The algorithm provided in this chapter is not the best that can fully utilize the capability of CPU resources since that the design of digest queue and operations have no knowledge of CPU’s microstructure. However, a further improvement that depends on the specific CPU products will bring a serious issue in compatibility. The trade-off between performance and compatibility needs extensive investigations and relates to the application field of discrete event simulations.
Discrete event simulation method has been employed in various research fields for exploring a complex or large system numerically. The applicability of this kind of simulation method relies in large on the computation speed. In this chapter, fast event scheduling approaches for simulations of large scale networks is discussed. The typical simulation procedures are described according to xlink platform, followed by a brief analysis of the conventional Calendar Queue algorithm. Based on the list partitioning method, a digest queue on the fixed array structure is introduced to partition and index the sub-list of DES events. The double-list structure can utilize the benefit of caching mechanism of modern CPU chips.

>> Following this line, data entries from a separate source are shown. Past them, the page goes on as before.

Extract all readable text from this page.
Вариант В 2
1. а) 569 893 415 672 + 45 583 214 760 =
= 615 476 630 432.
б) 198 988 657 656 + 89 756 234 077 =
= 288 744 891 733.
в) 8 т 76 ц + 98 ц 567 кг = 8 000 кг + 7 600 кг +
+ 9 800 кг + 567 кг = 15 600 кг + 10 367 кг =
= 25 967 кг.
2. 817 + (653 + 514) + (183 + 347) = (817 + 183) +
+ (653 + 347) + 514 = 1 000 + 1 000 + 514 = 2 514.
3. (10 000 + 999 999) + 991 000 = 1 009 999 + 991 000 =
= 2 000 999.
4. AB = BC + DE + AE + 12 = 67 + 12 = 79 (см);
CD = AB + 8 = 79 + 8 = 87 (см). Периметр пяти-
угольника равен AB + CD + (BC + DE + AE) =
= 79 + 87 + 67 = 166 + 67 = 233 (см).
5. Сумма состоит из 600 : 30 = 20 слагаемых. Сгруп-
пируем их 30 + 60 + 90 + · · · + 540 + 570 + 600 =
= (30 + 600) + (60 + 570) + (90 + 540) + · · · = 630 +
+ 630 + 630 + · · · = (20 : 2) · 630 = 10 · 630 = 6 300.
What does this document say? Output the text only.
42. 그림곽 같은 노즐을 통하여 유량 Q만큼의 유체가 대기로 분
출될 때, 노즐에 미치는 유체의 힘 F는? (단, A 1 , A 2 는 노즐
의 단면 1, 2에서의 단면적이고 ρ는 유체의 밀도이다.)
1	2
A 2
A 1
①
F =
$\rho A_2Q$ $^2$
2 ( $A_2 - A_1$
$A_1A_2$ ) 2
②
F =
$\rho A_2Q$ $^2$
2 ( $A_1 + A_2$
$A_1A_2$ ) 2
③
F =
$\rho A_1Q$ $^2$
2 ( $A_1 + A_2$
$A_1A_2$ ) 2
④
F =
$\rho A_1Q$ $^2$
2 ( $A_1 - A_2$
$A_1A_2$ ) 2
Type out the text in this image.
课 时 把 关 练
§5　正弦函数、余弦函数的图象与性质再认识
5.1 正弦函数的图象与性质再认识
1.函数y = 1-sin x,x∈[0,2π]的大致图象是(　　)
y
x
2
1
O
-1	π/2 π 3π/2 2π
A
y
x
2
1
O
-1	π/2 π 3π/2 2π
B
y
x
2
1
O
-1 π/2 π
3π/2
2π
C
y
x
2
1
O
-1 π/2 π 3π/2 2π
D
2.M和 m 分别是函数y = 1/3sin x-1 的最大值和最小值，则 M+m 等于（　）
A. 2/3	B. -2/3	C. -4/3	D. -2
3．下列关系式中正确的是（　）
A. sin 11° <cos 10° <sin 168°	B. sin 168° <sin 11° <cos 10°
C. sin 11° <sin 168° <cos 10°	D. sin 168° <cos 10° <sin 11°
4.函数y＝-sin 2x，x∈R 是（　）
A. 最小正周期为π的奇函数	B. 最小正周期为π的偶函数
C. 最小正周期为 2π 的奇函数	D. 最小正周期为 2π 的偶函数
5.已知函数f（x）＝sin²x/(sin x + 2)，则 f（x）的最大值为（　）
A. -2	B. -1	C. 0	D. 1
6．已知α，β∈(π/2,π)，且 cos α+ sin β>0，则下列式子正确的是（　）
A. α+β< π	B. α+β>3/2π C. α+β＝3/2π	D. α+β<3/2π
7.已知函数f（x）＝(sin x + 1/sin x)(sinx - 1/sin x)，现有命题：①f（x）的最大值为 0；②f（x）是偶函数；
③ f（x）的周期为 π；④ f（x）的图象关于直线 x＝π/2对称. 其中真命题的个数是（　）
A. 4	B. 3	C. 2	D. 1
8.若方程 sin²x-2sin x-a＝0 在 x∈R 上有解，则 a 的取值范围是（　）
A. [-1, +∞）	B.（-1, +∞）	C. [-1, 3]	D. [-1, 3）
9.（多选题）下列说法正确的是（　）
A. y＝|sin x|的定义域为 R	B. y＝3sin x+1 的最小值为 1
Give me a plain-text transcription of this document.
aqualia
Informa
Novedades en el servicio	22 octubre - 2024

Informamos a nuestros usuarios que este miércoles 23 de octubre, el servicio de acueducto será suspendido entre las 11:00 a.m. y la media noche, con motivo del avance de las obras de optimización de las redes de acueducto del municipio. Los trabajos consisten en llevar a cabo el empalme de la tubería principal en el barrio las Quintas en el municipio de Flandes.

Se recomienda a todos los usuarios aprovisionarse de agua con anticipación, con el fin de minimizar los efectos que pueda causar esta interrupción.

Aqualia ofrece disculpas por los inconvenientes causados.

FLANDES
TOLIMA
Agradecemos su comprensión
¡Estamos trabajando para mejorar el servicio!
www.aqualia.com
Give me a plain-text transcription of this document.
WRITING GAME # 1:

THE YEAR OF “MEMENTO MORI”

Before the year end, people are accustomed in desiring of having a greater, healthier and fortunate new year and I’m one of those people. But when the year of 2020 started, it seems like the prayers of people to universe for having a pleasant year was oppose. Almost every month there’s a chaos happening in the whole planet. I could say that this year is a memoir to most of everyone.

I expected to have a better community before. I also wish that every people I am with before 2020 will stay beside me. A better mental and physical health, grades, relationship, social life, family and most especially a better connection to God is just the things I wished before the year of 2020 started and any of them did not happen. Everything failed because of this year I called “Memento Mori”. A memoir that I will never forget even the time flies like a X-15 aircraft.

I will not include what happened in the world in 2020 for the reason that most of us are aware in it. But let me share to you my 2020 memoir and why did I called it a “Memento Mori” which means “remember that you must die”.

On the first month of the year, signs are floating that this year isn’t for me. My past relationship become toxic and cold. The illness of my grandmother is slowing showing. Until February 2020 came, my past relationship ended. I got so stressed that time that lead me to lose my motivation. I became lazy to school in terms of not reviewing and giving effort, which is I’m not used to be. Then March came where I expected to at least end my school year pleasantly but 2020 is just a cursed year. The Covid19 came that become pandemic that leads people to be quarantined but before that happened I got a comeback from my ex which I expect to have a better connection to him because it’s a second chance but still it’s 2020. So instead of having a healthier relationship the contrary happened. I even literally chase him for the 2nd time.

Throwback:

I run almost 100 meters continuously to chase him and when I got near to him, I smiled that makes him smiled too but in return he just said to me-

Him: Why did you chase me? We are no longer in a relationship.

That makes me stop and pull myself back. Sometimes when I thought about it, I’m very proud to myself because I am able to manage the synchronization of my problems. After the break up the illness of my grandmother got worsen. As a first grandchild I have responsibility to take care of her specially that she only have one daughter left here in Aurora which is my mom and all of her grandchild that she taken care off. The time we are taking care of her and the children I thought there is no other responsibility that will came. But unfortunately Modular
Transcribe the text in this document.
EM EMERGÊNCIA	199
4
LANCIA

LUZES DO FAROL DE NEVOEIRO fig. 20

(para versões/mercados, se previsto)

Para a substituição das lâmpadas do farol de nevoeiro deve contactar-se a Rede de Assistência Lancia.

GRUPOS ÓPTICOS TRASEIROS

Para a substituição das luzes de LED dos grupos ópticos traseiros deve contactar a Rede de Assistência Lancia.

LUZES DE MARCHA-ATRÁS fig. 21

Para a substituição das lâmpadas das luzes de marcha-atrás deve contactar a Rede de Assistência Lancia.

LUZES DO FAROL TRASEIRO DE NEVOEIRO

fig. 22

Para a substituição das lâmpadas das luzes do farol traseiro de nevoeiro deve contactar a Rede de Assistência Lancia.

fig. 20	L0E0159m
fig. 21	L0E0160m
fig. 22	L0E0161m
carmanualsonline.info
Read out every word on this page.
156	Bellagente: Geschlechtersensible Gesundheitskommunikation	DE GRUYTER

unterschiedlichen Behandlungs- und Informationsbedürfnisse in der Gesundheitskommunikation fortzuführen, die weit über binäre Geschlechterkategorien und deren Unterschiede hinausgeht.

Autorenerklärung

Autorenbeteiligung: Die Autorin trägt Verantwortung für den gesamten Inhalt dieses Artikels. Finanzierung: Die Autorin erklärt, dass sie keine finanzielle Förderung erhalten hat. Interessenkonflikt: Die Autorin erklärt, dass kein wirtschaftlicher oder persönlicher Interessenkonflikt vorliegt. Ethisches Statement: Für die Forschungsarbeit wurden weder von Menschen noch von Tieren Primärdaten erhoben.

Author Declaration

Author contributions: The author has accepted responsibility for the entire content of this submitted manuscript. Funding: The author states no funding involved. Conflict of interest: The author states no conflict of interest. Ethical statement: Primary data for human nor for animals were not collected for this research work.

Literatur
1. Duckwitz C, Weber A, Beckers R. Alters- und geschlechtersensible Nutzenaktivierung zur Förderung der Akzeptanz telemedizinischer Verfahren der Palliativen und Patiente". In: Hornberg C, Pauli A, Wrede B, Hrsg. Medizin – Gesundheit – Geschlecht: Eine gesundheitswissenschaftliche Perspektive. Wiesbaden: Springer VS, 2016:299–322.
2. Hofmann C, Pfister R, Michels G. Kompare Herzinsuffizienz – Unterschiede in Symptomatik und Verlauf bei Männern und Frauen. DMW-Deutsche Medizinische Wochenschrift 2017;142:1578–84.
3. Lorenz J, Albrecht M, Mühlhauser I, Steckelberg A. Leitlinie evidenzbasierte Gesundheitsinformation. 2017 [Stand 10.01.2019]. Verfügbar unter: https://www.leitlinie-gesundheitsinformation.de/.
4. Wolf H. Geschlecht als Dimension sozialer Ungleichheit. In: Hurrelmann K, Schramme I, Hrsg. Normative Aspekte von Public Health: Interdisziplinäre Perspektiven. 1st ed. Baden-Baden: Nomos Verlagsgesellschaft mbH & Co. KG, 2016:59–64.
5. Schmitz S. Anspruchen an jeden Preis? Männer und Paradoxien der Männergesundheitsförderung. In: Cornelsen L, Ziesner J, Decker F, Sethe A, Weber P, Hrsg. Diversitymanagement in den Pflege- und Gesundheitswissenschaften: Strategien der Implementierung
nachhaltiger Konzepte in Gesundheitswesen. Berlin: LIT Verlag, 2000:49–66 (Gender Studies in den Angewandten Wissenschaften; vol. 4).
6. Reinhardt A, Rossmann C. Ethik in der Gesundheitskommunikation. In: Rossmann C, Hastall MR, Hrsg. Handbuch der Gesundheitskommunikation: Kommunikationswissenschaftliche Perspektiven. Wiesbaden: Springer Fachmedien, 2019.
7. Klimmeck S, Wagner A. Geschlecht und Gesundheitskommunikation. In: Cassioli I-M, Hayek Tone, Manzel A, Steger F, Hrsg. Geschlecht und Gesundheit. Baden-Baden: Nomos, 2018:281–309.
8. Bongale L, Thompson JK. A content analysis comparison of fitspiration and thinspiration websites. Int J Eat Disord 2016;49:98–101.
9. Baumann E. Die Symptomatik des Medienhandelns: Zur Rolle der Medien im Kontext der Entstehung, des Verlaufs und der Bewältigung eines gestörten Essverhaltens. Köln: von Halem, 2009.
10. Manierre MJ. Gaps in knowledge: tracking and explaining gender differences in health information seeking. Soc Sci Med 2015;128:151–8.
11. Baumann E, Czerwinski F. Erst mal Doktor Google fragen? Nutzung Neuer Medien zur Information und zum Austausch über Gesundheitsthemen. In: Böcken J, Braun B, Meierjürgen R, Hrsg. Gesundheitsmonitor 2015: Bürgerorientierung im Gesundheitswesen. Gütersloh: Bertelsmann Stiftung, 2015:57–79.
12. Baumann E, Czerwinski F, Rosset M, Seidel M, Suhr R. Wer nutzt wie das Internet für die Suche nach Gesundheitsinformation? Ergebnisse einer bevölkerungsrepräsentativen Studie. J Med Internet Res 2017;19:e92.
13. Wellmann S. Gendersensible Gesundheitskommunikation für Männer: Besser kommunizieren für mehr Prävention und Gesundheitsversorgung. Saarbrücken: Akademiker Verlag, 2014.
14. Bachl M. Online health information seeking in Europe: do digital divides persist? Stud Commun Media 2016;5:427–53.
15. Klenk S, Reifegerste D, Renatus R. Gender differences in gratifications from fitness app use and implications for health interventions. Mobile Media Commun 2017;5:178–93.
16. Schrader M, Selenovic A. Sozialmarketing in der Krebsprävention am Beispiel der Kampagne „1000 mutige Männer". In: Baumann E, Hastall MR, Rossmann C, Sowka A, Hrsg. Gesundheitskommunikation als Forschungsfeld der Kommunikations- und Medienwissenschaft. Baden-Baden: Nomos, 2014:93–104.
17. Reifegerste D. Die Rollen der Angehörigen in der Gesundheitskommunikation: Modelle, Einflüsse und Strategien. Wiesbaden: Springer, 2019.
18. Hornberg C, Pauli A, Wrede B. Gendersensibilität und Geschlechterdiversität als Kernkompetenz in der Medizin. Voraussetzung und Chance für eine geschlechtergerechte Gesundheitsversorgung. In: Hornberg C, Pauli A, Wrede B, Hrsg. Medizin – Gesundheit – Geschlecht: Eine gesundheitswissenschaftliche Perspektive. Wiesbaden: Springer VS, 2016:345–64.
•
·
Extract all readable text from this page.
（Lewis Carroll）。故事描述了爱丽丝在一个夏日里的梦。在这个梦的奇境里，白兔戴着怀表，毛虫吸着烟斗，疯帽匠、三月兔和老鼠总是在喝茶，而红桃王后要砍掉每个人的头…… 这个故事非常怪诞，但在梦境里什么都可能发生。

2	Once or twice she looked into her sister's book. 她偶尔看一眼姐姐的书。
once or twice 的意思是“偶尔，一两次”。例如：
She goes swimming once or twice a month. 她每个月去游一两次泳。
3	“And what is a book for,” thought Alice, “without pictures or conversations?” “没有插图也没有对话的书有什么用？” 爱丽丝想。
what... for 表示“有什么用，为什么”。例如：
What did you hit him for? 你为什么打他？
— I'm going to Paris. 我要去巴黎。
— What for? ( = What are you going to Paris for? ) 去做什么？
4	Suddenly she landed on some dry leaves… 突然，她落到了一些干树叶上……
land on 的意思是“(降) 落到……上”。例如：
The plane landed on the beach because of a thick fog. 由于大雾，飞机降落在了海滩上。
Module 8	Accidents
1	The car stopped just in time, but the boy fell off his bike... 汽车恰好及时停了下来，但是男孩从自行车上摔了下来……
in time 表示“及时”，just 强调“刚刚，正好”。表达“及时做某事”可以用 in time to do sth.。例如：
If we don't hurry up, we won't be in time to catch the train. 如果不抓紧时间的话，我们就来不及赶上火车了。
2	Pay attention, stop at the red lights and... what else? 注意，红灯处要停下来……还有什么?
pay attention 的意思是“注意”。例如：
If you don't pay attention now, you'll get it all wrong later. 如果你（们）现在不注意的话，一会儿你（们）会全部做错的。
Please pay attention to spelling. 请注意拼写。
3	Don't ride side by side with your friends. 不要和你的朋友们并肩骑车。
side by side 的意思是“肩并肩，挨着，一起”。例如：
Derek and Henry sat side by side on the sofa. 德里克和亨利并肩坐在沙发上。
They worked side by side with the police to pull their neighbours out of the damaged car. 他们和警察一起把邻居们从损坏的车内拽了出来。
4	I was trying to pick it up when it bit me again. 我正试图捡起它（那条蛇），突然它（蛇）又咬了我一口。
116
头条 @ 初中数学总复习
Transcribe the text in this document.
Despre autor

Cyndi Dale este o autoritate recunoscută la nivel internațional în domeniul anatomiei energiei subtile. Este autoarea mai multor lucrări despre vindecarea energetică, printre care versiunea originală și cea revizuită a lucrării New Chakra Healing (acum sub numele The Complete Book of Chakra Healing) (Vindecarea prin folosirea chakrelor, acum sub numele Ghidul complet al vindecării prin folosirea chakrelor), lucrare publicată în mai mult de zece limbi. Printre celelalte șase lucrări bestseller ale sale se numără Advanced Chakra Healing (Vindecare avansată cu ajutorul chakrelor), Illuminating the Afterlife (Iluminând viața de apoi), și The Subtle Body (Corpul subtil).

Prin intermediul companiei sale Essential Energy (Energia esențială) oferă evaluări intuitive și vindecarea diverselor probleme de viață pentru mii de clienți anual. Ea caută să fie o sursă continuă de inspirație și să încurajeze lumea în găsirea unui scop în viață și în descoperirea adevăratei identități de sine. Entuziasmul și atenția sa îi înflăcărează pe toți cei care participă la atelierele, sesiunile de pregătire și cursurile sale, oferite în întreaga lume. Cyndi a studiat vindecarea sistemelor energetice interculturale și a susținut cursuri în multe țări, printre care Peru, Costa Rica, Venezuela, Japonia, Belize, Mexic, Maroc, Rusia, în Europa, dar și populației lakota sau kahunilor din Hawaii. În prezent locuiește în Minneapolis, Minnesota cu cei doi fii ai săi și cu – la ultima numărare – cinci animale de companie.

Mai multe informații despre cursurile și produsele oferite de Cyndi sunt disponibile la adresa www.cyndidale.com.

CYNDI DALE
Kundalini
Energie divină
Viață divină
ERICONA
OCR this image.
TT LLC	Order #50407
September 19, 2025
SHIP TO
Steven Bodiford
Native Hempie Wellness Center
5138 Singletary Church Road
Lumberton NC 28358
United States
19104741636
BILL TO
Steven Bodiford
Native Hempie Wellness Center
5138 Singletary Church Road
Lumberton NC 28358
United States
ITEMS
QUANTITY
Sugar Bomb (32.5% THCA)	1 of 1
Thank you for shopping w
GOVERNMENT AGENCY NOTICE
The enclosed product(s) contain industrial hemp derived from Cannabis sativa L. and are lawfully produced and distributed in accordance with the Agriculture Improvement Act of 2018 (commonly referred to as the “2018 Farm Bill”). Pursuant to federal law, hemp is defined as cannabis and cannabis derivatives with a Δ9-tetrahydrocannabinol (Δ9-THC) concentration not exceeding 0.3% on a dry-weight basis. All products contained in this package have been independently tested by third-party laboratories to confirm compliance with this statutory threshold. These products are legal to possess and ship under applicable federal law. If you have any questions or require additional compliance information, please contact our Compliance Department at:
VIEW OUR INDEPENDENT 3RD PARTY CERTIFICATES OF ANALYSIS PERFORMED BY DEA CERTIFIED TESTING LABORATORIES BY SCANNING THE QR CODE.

Details of enqueue and dequeue algorithm are given and the complexity analysis is presented. Also, developments based on the open-source xlink software are showed for the algorithm implementation. In order to verify the benefit of cache awareness to speedup simulation, we report computational experiments over an on-shelf personal computer. It is shown that the performance of a cache aware algorithm is considerably better than the conventional Calendar Queue. Experiment results show that the cache aware algorithm makes simulation faster by up to a factor of 37. The improvement in computation efficiency is applicable for any ordinary network topology and traffic pattern since the randomized topologies and patterns are employed in our experiments.
For simplicity, the algorithm’s design and implementation are focused on the network simulation with all traffics assumed over UDP/IP protocol stacks. As for the simulation involves in TCP connection, events used for protocol machine controlling, such as those for time-out processing, bring numbers of canceling operations into event scheduling. The event cancelation in the queue based on the ring-typed buffer should result in more computational complex than that of convectional algorithms. A better solution, we think, is to put these "at-events" being significant for the local network node into a separate object from the global event scheduler. This separation is not only benefit in speedup to the scheduler but also to parallel enabler.
On the other hand, the advancement of multi-core architecture of CPU deserves to be verified whether the proposed algorithm can utilize caches of multi-core chip as well. Moreover, it’s valuable to study multi-core technology to achieve parallel speedup in the meantime.